There are so many storylines coming off the Monday night matchup against the Kansas City Chiefs that it was hard to know what to settle in on. First there was the Dr. Jekyll/Mr. Hyde play of Willie Colon. On the one hand, he literally cursed the Steelers into losing a touchdown to the Chiefs. Someone is welcome to correct me on this, but I do not ever recall an official actually citing the infraction as “cursing”. I know it is deemed an unsportsmanlike penalty, and even if that wasn’t the case, I would think any player who has been around for a while would know that directing a curse directly at an official is not the smartest thing to do. I am sure at that point I was not alone in calling for his benching. Later in the game, he more than redeemed himself and his play was stellar. This is not the first time I have both loved and hated his play in a single game.

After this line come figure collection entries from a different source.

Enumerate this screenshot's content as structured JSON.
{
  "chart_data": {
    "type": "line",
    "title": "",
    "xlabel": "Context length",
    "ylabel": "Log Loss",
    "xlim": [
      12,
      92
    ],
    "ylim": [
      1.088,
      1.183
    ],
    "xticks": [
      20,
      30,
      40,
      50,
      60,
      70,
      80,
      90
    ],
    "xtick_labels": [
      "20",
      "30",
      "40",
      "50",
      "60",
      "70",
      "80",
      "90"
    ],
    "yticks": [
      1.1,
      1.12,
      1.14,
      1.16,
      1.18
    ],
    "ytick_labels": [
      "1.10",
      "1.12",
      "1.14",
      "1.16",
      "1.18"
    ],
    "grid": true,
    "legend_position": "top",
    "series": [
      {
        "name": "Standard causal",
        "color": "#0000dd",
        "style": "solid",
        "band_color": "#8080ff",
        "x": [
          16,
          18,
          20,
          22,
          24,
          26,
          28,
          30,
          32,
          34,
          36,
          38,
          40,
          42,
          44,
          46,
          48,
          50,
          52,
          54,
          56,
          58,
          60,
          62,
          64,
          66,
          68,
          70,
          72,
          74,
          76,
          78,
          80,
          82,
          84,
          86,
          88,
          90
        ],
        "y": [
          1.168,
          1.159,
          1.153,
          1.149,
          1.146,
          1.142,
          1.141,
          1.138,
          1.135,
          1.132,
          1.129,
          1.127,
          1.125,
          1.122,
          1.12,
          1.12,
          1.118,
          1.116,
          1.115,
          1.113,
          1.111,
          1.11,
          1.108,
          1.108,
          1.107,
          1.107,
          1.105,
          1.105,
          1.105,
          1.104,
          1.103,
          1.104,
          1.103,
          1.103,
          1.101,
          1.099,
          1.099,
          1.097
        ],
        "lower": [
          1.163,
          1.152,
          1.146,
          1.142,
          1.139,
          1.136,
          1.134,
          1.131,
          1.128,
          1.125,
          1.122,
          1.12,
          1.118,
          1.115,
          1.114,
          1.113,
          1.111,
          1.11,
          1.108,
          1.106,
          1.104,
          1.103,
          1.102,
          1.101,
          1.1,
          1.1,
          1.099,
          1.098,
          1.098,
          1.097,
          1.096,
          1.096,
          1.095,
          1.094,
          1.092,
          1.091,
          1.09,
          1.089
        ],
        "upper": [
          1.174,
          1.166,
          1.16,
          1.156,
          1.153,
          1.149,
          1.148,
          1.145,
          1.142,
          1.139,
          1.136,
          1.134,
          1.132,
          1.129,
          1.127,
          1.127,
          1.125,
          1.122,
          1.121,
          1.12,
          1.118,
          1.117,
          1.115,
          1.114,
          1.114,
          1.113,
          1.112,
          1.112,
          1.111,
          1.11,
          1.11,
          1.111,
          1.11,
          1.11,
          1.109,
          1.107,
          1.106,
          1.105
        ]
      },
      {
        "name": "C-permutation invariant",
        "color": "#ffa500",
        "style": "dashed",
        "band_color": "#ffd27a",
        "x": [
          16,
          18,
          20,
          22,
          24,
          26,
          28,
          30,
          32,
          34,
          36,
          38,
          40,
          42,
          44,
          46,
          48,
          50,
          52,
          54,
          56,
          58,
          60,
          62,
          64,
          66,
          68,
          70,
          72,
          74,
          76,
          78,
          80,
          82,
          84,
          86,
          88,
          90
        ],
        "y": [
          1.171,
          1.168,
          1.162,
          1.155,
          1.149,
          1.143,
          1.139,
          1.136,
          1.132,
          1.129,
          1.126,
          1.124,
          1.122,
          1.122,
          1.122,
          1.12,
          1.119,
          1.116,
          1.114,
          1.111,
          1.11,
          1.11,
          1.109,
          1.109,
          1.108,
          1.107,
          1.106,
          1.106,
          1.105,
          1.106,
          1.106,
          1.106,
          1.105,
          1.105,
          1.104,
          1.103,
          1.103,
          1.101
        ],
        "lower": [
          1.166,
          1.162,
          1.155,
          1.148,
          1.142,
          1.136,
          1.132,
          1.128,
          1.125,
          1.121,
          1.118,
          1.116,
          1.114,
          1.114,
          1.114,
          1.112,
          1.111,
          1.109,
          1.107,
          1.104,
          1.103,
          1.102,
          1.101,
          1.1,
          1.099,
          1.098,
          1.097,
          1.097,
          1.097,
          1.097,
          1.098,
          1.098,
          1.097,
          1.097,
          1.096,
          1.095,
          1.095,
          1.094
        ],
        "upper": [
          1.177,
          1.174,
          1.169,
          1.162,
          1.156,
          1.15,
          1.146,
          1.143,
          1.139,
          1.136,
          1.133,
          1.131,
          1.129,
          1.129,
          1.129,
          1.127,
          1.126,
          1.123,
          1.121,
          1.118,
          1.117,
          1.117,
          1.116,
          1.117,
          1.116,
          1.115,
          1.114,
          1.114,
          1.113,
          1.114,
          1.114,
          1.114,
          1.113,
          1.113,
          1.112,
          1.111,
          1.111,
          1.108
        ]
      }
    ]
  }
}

However, even with an official having been told something that would probably get Willie’s mouth washed out with soap if his mother was on the field, calls seemed to be going the Steelers way. As much as I am critical of the officials, as all of the Steeler Nation is, when calls go against the Steelers, there were a couple of calls that went against the Chiefs Monday night that raised an eyebrow or two, particularly late. Again, a suspicion arose in my mind that there is a mandate at work during certain games that teams who are supposed to win should win. Maybe it is because the officials are human and naturally biased toward the events surrounding any game. Maybe it was as simple as they were watching a little more carefully to protect a back-up quarterback. Maybe it is none of those things, but there was in particular a holding call in the second half that negated a touchdown that, had it gone the other way, would have brought the house down. It was the back breaker, but there were a couple of other calls late that raised my eyebrows, as biased as I am.
There was the play of Ike Taylor, so completely different from the first part of the season. There is the maturation of Will Allen, the contribution of Ryan Clark and so on. There was the aspect of Todd Haley facing his old team, and how much that impacted how well they seemed to defense the running game. Yes, there was a lot of drama with even Mother Nature adding an interesting aspect to the affair, but of course the largest story, and the only one that the city is talking about is the injury to Ben Roethlisberger and what that means as the team prepares to face its biggest rival twice over the next few weeks.
Ben Roethlisberger suffered a Sternoclavicular (SC) joint injury on his throwing shoulder, which consists of ligament trauma to the joint connecting the breastbone and the collarbone. Immediately it was being stated as an unusual injury. When I did a little research on what it is, the website of the Washington Orthopaedics and Sports Medicine, in the very first paragraph they describe it as an “uncommon injury”. It is not unprecedented in the NFL. This is the same injury that broke Brett Favre consecutive start record back in 2010. He only missed one game, which is the glimmer of hope that the fan base is grabbing on to this morning, but what a game to miss. The Ravens, the current division leaders, come to town for a Sunday night primetime match-up. Even with a banged up defense, can the 32-year old Byron Leftwich carry the day? If he cannot, can the 37-year old Batch step in? Neither are mobile QB’s and both are rusty. And neither will have two powerful offensive weapons: Mendenhall and Brown, both already announced as out for Sunday. Monday’s storm has blown out of the area, but the dark clouds surrounding the team have certainly remained.
One glimmer of hope to leave you with: during Roethlisberger’s suspension, Batch lead the team to a 3-1 record.